It's a reasonably clean and intuitive interface. The major problem I'm having with it is its management of circles.
It's fine if you only have a few contacts or a few circles — you can drag and drop contacts onto your circles and hover over them to see who's in them. But once you have more than one row of circles and more than a couple of rows of contacts, it gets icky, pretty quickly. Want to see who's in one of your circles? Hmm, it only shows 13 (the first 13 you added?) when you hover over it. Want to add one of the 100-odd people you're connected with to a new circle? You can sort contacts (though I'm at a loss to explain how "sort by relevance" works), or scroll through rows of 7 contacts at a time until you find the person you want (time-consuming, and feels like a very inefficient visual search) — but a much better way is just to type the person's name in the search box at the top, though this will also show you people with similar names whom you don't know.
However, the worst aspect of circles management for me is that if you have more than one row of circles, the default view is that the bottom third of the screen becomes its own scrollable area and you have to scroll down within that to view those circles (or drag contacts into them). There also appears to be no way of sorting or moving your circles around (for example so that the most commonly used circles appear on the top line to avoid the need to scroll down so often) — this is crazy. Of course, you could delete them all and start again, but that loses its appeal once you have a great many contacts; very fiddly, and you'd have to keep track of who you'd already done and who you hadn't.
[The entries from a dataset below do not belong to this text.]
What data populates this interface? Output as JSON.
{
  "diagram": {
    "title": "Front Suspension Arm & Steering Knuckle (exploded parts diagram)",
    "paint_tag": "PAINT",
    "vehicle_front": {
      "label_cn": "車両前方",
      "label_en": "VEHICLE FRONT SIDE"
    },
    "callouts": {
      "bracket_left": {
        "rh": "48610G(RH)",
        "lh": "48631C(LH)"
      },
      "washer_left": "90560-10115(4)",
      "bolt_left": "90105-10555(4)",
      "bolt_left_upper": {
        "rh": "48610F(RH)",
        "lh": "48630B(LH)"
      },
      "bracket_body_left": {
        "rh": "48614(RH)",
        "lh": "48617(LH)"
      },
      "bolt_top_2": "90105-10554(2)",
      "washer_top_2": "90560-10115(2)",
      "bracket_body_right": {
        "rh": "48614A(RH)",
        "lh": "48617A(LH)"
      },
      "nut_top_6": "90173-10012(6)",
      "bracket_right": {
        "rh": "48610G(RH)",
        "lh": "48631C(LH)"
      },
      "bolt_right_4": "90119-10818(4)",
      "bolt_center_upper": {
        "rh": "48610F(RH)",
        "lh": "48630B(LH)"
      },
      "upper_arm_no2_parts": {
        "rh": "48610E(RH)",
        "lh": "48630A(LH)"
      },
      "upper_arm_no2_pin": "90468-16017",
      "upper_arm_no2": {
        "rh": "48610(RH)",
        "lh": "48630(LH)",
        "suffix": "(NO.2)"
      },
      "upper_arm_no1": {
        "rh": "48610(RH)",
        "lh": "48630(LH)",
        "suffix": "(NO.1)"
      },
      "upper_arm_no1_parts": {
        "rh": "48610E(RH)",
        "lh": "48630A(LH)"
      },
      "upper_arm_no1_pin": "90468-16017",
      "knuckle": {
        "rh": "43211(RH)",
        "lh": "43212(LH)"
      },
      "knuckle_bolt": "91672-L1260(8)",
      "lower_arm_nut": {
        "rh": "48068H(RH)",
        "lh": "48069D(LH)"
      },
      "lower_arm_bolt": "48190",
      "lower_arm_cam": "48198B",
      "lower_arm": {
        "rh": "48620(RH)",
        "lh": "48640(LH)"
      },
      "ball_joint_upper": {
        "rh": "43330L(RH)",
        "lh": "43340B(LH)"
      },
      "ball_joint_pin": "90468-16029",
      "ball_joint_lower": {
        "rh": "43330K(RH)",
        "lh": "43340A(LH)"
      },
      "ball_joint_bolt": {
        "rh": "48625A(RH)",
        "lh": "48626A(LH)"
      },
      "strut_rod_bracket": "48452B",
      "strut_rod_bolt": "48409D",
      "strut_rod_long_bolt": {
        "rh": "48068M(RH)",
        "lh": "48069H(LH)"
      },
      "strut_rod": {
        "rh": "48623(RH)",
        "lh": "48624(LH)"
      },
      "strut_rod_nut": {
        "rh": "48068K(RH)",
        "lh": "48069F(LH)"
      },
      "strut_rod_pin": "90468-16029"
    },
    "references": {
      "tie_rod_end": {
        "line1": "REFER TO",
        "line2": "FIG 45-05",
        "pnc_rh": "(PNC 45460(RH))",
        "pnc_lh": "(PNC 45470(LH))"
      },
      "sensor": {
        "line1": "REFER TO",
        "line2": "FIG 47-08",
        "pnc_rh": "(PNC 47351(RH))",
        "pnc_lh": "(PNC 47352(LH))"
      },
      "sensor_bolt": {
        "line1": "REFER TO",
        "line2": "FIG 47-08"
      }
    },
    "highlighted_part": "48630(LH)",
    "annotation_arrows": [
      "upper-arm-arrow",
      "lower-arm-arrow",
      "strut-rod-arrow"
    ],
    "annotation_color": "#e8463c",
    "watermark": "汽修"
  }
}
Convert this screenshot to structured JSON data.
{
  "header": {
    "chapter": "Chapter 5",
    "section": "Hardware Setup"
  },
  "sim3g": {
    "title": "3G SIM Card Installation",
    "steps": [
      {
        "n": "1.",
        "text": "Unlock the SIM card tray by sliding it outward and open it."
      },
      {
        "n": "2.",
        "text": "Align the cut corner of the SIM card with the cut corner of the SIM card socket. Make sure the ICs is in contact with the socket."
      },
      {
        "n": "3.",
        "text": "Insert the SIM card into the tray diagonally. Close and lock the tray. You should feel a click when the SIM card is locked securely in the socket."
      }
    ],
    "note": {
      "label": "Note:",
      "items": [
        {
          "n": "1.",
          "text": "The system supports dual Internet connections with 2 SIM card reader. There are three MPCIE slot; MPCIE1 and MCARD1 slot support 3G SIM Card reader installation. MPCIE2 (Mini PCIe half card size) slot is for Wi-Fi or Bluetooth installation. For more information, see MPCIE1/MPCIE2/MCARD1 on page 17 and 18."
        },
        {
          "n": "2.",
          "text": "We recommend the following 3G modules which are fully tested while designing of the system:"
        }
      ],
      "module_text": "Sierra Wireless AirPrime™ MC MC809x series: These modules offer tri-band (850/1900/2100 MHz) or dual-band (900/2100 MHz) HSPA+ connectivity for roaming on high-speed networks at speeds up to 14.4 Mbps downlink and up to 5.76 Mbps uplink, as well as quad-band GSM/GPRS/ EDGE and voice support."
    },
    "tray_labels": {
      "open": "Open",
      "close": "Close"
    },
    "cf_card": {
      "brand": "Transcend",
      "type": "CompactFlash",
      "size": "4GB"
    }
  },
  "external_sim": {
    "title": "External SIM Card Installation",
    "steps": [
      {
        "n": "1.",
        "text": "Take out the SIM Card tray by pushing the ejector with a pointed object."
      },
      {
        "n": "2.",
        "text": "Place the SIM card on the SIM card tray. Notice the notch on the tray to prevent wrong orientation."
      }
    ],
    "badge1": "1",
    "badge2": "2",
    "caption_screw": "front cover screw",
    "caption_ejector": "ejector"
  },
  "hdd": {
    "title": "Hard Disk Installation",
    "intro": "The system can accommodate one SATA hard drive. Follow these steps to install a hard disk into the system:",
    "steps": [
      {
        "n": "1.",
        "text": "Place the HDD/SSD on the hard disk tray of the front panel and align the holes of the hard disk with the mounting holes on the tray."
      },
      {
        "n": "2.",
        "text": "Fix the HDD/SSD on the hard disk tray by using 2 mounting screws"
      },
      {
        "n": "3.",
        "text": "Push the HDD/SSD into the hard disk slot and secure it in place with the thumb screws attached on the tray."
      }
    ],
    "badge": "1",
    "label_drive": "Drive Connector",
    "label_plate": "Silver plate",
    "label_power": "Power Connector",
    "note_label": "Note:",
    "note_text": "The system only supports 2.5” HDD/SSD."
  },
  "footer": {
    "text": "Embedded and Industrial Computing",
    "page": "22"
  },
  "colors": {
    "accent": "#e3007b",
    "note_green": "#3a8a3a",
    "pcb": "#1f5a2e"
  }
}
I like that the contacts listed on the circles page are sortable, and I like that the icons are visible to permit quick visual search. And broadly, I like the conceit of dragging and dropping contacts into circles. But I really don't think it scales well, as I've outlined here. Also, from a UI point of view. I'm not convinced that dividing the screen into two letterbox-style horizontal panes is the best way to manage the process: I'd rather have seen two vertical, scrollable panes, with sortable contact lists and sortable circles (it could still utilise drag and drop). Scrolling up and down inside two very wide, very shallow panes just isn't that great an experience.